Por sorte, um médico falava alemão e ela pode explicar que estava a caminho da estação para encontrar-se com o velho Marian para seguir sua viagem rumo ao desconhecido.
Três semanas de trem até o destino... Porto Alegre! Alojados num barracão nos altos da Beira-Rio... ali onde hoje existe aquele condomínio horizontal em frente ao estádio do Inter, começariam sua vida por conta própria. O governo fornecia um pouco de comida e roupa... e tentava encaminhar alguns para o trabalho.
Meu avô começou numa fábrica, minha avó costurava e lavava "para fora" e recebia auxílio das freiras de uma Congregação que ajudavam os refugiados do pós-guerra! Dona Nina sempre foi hiper católica e creio que aquilo fez sua fé no Divino tornar-se algo pra vida toda.

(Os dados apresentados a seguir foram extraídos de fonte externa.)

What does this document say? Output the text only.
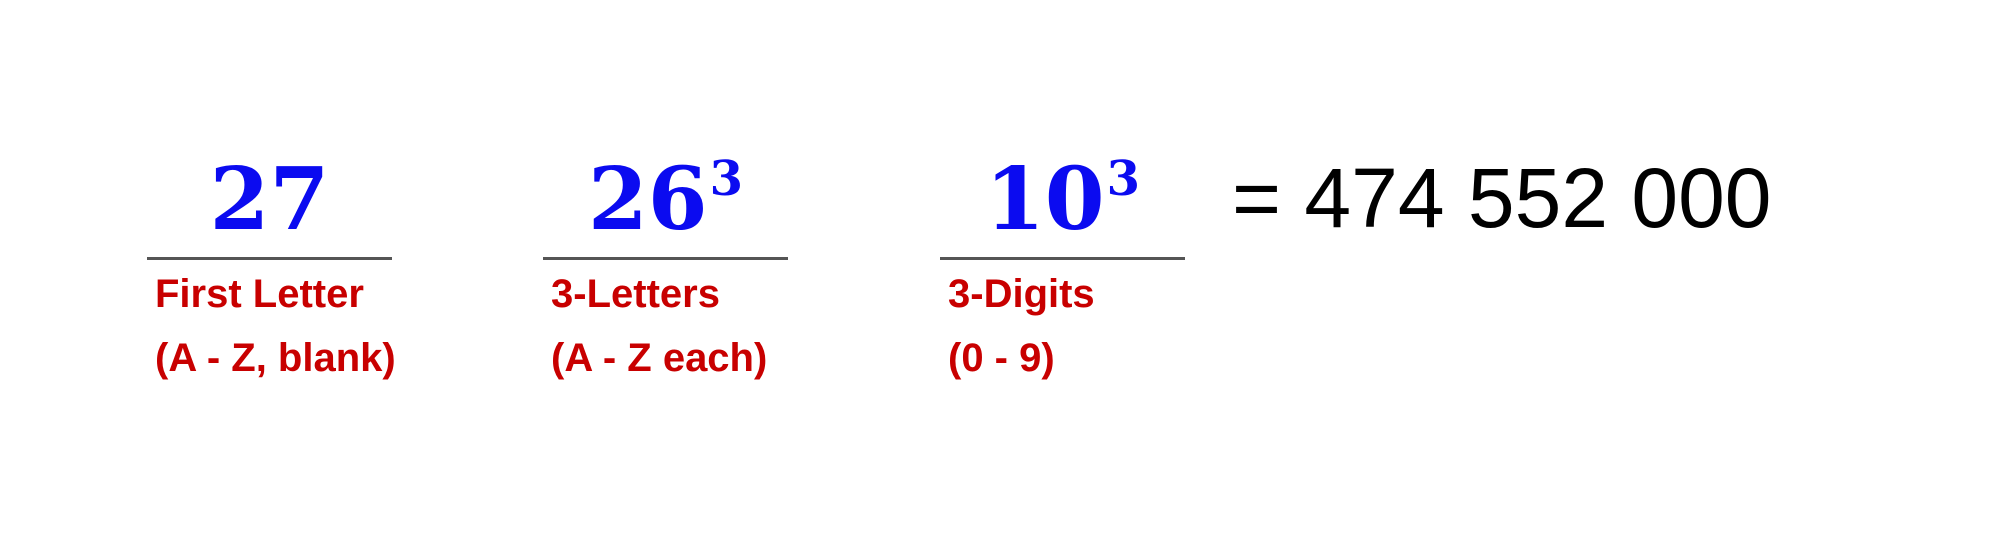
27
First Letter
(A - Z, blank)
$26^3$
3-Letters
(A - Z each)
$10^3$
3-Digits
(0 - 9)
= 474 552 000
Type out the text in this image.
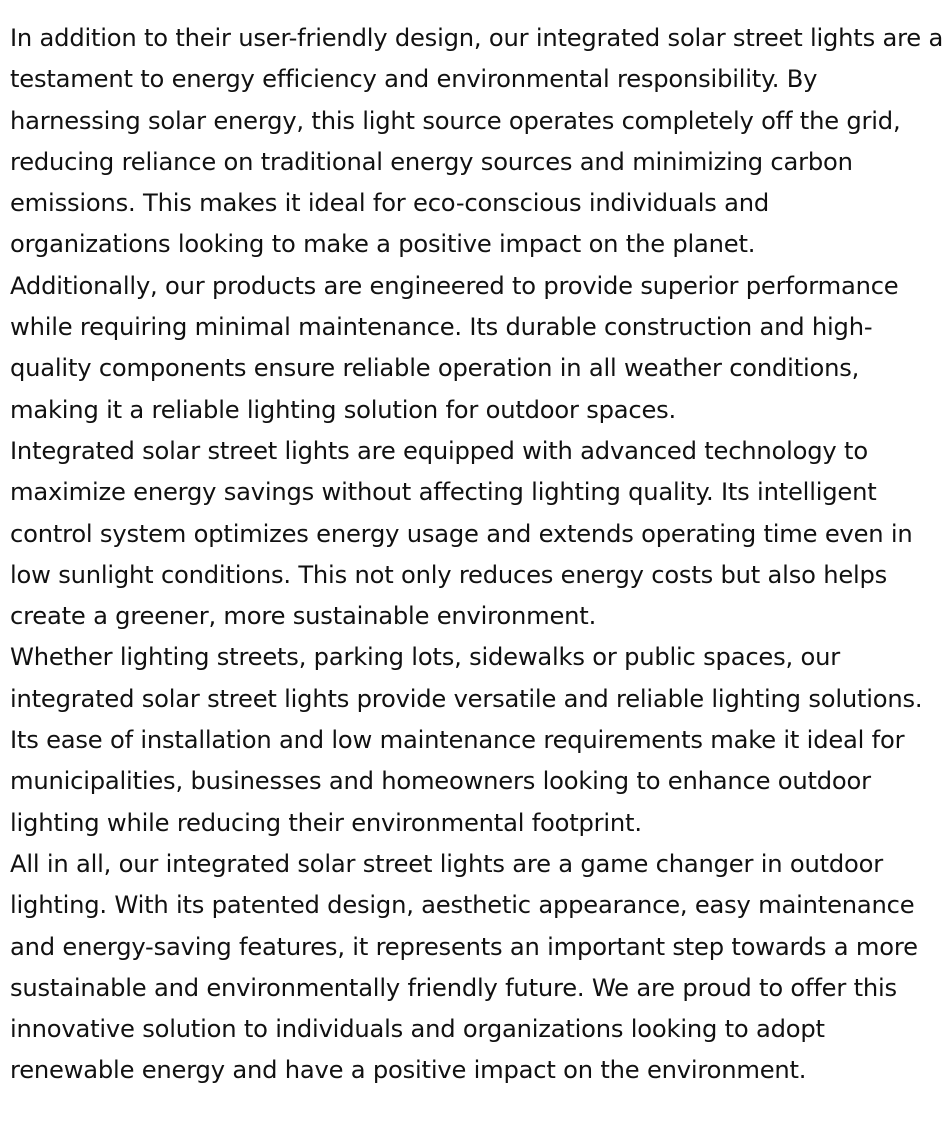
In addition to their user-friendly design, our integrated solar street lights are a
testament to energy efficiency and environmental responsibility. By
harnessing solar energy, this light source operates completely off the grid,
reducing reliance on traditional energy sources and minimizing carbon
emissions. This makes it ideal for eco-conscious individuals and
organizations looking to make a positive impact on the planet.

Additionally, our products are engineered to provide superior performance
while requiring minimal maintenance. Its durable construction and high-
quality components ensure reliable operation in all weather conditions,
making it a reliable lighting solution for outdoor spaces.

Integrated solar street lights are equipped with advanced technology to
maximize energy savings without affecting lighting quality. Its intelligent
control system optimizes energy usage and extends operating time even in
low sunlight conditions. This not only reduces energy costs but also helps
create a greener, more sustainable environment.

Whether lighting streets, parking lots, sidewalks or public spaces, our
integrated solar street lights provide versatile and reliable lighting solutions.
Its ease of installation and low maintenance requirements make it ideal for
municipalities, businesses and homeowners looking to enhance outdoor
lighting while reducing their environmental footprint.

All in all, our integrated solar street lights are a game changer in outdoor
lighting. With its patented design, aesthetic appearance, easy maintenance
and energy-saving features, it represents an important step towards a more
sustainable and environmentally friendly future. We are proud to offer this
innovative solution to individuals and organizations looking to adopt
renewable energy and have a positive impact on the environment.
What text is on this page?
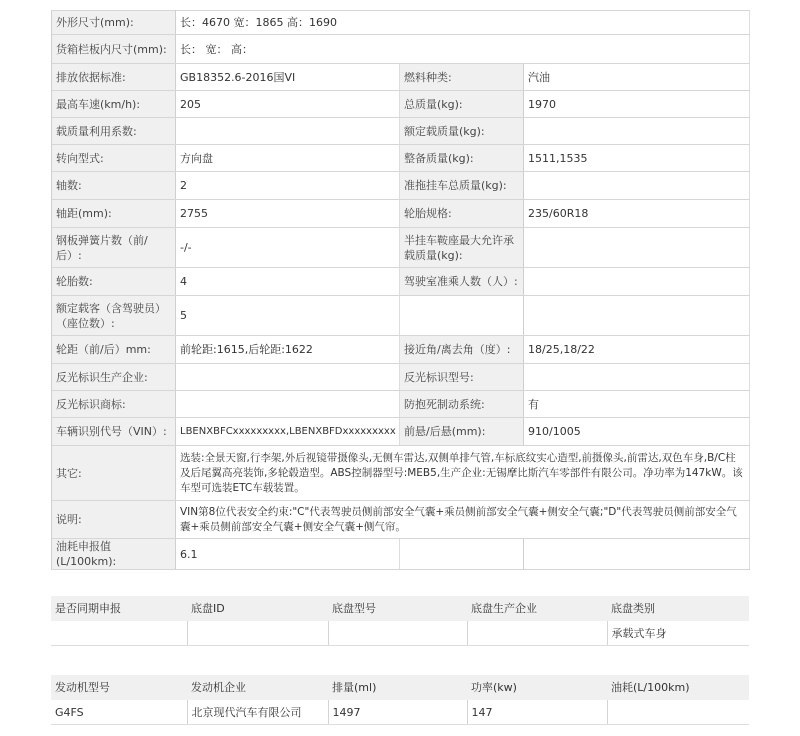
外形尺寸(mm):	长：4670 宽：1865 高：1690		
货箱栏板内尺寸(mm):	长： 宽： 高：		
排放依据标准:	GB18352.6-2016国VI	燃料种类:	汽油
最高车速(km/h):	205	总质量(kg):	1970
载质量利用系数:		额定载质量(kg):	
转向型式:	方向盘	整备质量(kg):	1511,1535
轴数:	2	准拖挂车总质量(kg):	
轴距(mm):	2755	轮胎规格:	235/60R18
钢板弹簧片数（前/后）:	-/-	半挂车鞍座最大允许承载质量(kg):	
轮胎数:	4	驾驶室准乘人数（人）:	
额定载客（含驾驶员）（座位数）:	5		
轮距（前/后）mm:	前轮距:1615,后轮距:1622	接近角/离去角（度）:	18/25,18/22
反光标识生产企业:		反光标识型号:	
反光标识商标:		防抱死制动系统:	有
车辆识别代号（VIN）:	LBENXBFCxxxxxxxxx,LBENXBFDxxxxxxxxx	前悬/后悬(mm):	910/1005
其它:	选装:全景天窗,行李架,外后视镜带摄像头,无侧车雷达,双侧单排气管,车标底纹实心造型,前摄像头,前雷达,双色车身,B/C柱及后尾翼高亮装饰,多轮毂造型。ABS控制器型号:MEB5,生产企业:无锡摩比斯汽车零部件有限公司。净功率为147kW。该车型可选装ETC车载装置。		
说明:	VIN第8位代表安全约束:"C"代表驾驶员侧前部安全气囊+乘员侧前部安全气囊+侧安全气囊;"D"代表驾驶员侧前部安全气囊+乘员侧前部安全气囊+侧安全气囊+侧气帘。		
油耗申报值(L/100km):	6.1		
是否同期申报	底盘ID	底盘型号	底盘生产企业	底盘类别
				承载式车身
发动机型号	发动机企业	排量(ml)	功率(kw)	油耗(L/100km)
G4FS	北京现代汽车有限公司	1497	147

Com o tempo, compraram um terreno na zona sul, que naquela época era um mato só. Do terreno, veio a casinha de madeira onde enfim foram morar... Sem portas, nem janelas, nem móveis, nem nada! Lembro da minha avó falando da casa com lágrimas nos olhos, descrevendo a alegria de ter seu lar... Mesmo que fosse um lar inacabado. Naquele momento eles poderiam dormir debaixo do seu próprio teto e seguir sua vida. Continuaram em seus trabalhos árduos, contando o dinheirinho para comprar um fogão, uma geladeira, uma cama e assim por diante. Minha avó plantava na horta criada nos fundos da casa (já que trabalhara muito na roça durante sua infância e seguia este serviço para os alemães durante a guerra como prisioneira, de sol a sol).
Isso é só uma pequena parte de uma vida inteira. Quem conhece minha vózinha nem acredita que ela passou por uma guerra, que ficou no cárcere, que perdeu amores, amigos e familiares. Que foi arrancada do seu lar para servir ao terceiro Reich. Que trabalhou como prisioneira sem perspectiva nenhuma. Apenas na ânsia de chegar ao fim... viva!
Hoje, meu avô já partiu para os planos invisíveis, ele sempre foi meio quietão, não tive muito contato com ele, gostaria muito que ele estivesse vivo até hoje para conversar e sentir sua história como faço com minha avó. Até hoje, quando entro na casa o vejo sentado na cozinha, com o radinho de pilhas no máximo do volume. Gremista fanático, gostava de jogar um carteado com os vizinhos, fumava pelos cotovelos e cruzava as longas pernas para apoiar os braços na coxa arqueando o tronco pra frente para se aproximar do aparelho.
Dona Nina vive na mesma casinha... cuida dela com o mesmo carinho. Vai a missa todo o domingo... Mora sozinha, cuida das suas plantinhas, chora toda vez que vê os netos e particularmente comigo, relembra sempre seus dias de guerra, de sofrimento, de tristeza e ao mesmo tempo de alegria de simplesmente ter uma vida e uma história pra contar. Já que dentro dela... tem a plena consciência de que muitos de seus amigos não tiveram a mesma sorte!
Sempre que eu penso que minha vida é difícil, que as coisas não estão bem, lembro da minha avó sentada na cozinha de sua casa, com avental sujo de farinha, suada do calor das panelinhas de metal tão antigas quanto a marca dos anos em seu rosto doce e angelical... cozinhando pra nós e sorrindo... feliz... sempre feliz... ela é pra mim, a imagem da felicidade plena e pura!